E’ una partita che deve esordire dai vescovi (non solo monsignor Lino Pizzi, pastore di Forlì-Bertinoro), per poi coinvolgere la gente e i vertici politico-amministrativi (sindaci, consiglieri regionali e parlamentari, tutti concordi). Montepaolo non è punto riferimento solo religioso, ma risorsa economico-culturale per l’intera regione. In più, il santuario fondato dall’ex agostiniano Antonio non può essere assolutamente disancorato dai francescani. Sono sempre più lontani i tempi di padre Ernesto Caroli, rettore della comunità dei frati Minori di Montepaolo-Forlì fino al 2003: il popolare frate, fondatore del Piccolo Coro dell’Antoniano di Bologna, giunse da Bologna a Montepaolo a metà degli anni 90 per tentarne il recupero. Padre Ernesto fece un lavoro incredibile, restaurando il santuario, chiamando le suore Sorelle Minori di Maria Immacolata, ripartite nel 2011, e riportando i pellegrini sulle orme di Sant’Antonio da Lisbona, all'anagrafe Fernando di Buglione, il frate miracoloso che dimorò per 15 mesi su quelle colline fra il 1221 e il 1222 e che proprio a Forlì rivelò il grande eloquio che lo issò fra i più grandi santi della cristianità. “Finchè i frati sono qui tra noi non è detta l’ultima parola”. La famiglia francescana oggi di stanza a Montepaolo-Forlì, è composta dal priore padre Giuseppe Amante, da fra Maurizio “Spino” Piazza e da fra Bonaventura Pini. Se anche subentrasse un altro ordine, una volta traferiti i Minori, “non sarebbe assolutamente la stessa cosa”. Oltretutto, l’altra storica famiglia francescana dei Minori Conventuali, residenti a Padova, ha già declinato la propria disponibilità a sostituire i partenti.

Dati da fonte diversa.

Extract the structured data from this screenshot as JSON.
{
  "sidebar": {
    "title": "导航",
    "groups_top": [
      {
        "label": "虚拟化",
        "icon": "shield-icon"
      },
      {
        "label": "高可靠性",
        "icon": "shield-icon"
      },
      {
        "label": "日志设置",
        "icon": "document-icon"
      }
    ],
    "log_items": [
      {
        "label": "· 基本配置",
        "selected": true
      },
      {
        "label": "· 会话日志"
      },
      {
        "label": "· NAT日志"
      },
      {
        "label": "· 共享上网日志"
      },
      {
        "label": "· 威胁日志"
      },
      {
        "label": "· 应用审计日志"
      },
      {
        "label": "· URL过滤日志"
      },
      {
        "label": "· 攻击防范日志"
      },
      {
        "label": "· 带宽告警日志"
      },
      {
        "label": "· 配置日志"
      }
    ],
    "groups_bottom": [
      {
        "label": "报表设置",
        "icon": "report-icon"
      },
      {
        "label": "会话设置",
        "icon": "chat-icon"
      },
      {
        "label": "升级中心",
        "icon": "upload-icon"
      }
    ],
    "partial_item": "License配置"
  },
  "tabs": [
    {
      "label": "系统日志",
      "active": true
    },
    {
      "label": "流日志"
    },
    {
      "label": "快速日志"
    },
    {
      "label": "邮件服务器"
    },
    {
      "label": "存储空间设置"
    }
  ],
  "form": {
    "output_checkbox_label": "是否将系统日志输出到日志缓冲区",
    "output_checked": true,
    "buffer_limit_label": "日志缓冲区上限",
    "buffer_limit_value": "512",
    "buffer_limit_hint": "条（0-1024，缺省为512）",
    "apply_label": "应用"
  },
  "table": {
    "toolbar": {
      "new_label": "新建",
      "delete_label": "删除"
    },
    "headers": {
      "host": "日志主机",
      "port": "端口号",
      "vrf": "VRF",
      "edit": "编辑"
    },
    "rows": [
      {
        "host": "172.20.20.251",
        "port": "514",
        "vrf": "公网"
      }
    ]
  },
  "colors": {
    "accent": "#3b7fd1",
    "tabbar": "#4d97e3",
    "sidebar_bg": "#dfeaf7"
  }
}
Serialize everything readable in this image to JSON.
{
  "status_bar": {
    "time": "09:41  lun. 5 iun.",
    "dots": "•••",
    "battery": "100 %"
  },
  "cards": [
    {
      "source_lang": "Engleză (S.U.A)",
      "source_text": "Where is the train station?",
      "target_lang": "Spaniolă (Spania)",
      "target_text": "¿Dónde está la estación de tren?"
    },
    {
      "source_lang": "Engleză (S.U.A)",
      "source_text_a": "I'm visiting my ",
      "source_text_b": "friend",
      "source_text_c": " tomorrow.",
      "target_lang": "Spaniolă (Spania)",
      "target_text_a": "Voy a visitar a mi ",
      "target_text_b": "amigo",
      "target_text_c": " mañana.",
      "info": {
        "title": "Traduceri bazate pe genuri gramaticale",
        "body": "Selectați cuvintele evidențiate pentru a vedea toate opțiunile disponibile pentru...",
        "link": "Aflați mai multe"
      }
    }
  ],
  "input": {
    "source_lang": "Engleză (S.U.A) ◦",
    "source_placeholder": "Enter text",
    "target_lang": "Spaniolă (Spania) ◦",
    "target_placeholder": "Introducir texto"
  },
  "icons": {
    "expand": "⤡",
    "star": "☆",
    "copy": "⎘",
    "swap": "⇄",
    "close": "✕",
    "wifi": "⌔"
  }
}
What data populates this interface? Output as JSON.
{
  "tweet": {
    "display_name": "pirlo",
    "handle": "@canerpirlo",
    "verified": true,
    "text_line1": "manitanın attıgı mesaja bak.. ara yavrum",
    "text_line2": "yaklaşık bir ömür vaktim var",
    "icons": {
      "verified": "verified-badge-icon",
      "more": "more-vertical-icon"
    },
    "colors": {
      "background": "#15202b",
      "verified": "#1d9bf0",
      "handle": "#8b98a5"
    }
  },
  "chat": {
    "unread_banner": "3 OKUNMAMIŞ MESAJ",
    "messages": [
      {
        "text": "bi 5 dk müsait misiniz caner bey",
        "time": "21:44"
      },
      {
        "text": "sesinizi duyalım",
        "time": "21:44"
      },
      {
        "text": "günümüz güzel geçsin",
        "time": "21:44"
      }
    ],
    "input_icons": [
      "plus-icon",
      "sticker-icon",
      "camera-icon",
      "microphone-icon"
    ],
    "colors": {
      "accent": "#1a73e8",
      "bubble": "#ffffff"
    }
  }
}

L’obiettivo del neo costituito comitato sarà “di alto profilo ma anche realista”: più che puntare direttamente al mantenimento in loco dei frati, bisogna pretendere che i superiori dell’Ordine francescano rivelino pubblicamente le ragioni di una decisione che pare incomprensibile. I nodi devono venire al pettine: per quale motivo si chiude Montepaolo, meta di pellegrinaggi da tutta Europa e in chiara crescita, e si decide di mantenere la presenza francescana a Milano Marittima, oltreché a Rimini e Villa Verucchio, quest’ultima sede del probandato regionale? Nella neonata Provincia Sant’Antonio dei Frati Minori, i frati sono circa 450, troppo pochi per l’immenso territorio da amministrare spiritualmente, corrispondente a tutto il nord dell’Italia, da Torino a Trieste: qualcosa va chiuso e in Emilia Romagna sono caduti sotto la scure Montepaolo-Forlì, ma anche Reggio Emilia, che pure fa parrocchia, tra l’altro molto partecipata. “Forse – ipotizza qualcuno – la decisione si spiega col fatto che l’Ordine sta puntando ad un maggior dispiegamento nelle città, a contatto con più gente possibile”. (Piero Ghetti - Forlì today)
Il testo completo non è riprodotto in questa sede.